Friday, January 30, 2015

Passing Pace

In horse racing, they say pace makes the race.  It usually does.  I've been in the Bay Area this week and pace is what's been nagging at me for the past few days.  When I spend time back in California I'm reminded of the value differences between my former home and my new one in Portland.  Everything moves faster here in the East Bay.  From the drivers on freeways, to the speed on local streets just going from one place to another, to the dreams people have and the material possessions that represent, or at least reflect what they find most worthwhile.  Things cost more here too.
I feel a bit like an alien in the place I called home for so many years.  That's because the configuration of streets change.  Businesses come and go. But then exceptions exist.

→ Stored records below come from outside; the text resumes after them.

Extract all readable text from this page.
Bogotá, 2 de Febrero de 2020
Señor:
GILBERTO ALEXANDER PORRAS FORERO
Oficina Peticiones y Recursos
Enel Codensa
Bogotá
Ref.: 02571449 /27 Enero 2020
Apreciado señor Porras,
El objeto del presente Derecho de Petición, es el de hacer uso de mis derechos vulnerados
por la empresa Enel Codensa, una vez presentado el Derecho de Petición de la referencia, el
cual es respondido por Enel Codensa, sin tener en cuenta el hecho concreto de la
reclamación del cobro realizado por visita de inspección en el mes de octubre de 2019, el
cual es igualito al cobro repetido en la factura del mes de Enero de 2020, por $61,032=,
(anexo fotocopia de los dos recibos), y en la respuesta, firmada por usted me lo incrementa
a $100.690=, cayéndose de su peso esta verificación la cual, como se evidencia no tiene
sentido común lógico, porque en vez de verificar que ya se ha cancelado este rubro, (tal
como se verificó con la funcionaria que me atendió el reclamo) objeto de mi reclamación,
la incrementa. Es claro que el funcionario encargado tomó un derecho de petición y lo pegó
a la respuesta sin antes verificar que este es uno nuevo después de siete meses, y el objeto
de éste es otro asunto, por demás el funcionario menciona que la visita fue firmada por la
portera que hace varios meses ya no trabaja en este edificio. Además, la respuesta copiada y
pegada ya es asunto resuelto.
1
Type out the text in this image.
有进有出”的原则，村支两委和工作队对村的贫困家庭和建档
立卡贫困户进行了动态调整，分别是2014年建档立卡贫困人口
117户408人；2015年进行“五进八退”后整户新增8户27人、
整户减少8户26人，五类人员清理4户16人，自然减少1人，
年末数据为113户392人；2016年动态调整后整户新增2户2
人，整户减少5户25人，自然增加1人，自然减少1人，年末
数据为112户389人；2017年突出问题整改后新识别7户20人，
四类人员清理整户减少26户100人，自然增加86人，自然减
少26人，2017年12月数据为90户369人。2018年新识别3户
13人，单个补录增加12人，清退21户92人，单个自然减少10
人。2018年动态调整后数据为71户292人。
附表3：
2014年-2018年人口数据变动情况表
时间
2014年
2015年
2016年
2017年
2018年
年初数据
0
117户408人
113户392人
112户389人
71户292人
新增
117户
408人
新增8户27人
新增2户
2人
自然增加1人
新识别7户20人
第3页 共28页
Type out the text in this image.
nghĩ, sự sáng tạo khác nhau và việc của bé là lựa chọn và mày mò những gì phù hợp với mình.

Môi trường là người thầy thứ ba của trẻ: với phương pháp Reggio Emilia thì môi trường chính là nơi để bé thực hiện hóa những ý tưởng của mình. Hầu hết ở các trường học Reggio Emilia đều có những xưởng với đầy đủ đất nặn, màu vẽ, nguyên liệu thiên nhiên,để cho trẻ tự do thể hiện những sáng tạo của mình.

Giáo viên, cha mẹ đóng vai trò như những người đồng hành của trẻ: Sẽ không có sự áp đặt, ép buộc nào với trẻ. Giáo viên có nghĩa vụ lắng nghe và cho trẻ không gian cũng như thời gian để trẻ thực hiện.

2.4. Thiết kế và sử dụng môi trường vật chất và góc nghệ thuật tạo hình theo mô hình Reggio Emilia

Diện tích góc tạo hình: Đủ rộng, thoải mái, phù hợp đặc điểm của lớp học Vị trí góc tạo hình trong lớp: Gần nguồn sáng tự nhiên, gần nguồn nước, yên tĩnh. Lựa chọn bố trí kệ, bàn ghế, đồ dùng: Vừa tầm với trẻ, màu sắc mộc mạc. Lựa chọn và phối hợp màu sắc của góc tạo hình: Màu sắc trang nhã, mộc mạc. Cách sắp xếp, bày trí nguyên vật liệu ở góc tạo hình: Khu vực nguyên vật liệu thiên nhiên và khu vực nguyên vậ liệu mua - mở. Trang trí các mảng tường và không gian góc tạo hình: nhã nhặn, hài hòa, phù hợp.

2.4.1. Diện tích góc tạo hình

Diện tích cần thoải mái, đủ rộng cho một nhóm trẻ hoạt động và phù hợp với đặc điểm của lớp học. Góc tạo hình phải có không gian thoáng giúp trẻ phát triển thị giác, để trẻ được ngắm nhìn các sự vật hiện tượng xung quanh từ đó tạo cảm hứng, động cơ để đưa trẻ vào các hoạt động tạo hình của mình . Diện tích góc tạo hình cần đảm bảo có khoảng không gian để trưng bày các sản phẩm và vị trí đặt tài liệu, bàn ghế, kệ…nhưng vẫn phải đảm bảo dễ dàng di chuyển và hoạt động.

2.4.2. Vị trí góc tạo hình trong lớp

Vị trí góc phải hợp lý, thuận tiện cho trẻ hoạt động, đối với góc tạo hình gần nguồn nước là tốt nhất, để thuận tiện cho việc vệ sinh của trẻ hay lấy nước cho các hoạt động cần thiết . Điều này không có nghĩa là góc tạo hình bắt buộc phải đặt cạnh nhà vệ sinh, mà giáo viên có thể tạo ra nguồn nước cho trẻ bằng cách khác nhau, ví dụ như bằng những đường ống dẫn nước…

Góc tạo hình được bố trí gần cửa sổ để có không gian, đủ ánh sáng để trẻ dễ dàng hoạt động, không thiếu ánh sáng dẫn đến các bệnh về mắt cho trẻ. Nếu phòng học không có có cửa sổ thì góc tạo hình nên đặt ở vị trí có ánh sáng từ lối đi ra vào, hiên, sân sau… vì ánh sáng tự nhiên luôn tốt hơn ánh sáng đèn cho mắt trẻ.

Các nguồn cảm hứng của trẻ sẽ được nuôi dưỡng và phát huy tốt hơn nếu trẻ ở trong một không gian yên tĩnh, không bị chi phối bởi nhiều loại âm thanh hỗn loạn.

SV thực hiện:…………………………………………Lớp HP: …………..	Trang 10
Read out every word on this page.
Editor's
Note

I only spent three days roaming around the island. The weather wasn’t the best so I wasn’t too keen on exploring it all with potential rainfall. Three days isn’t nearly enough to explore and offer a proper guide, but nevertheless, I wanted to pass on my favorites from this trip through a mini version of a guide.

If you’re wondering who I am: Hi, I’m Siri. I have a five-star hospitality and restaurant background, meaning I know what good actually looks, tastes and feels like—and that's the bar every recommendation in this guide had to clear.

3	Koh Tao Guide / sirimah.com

 In Berkeley, for example, there is one unremarkable sign that's been the same for as long as I've been around.  The Oscar's Hamburgers sign is the same one as I first saw in 1971.  It's black lettering on red is faded, of course, and it may have been replaced a time or two (or not) but it looks identical to the sign on the little burger joint I frequented when I worked for $50. a month and room/board at one of the first residential treatment centers for emotionally disturbed kids in Berkeley.
When I drive around the Bay Area, memories overflow from site to site, neighborhood to neighborhood, from the UC campus to the hills to the flat lands by Golden Gate Fields.  I monitor my own growth and evolution by some of the places I ride by.  We carry these snapshots with us longer than we'd care to admit, I suppose.
I recall classes and presentations made on the Cal campus, parties attended, late night runs from a lover's bed to my own, and countless trips to and from my classroom.  We leave a bit of our soul on territory like this even if we are the only ones noticing.
A couple of times this week I've thought of friends now gone.  The turning of the urban landscape is not unlike the soil of farmland.  New crops, the challenges and unpredictability of the climate, the passing and addition of people...constantly.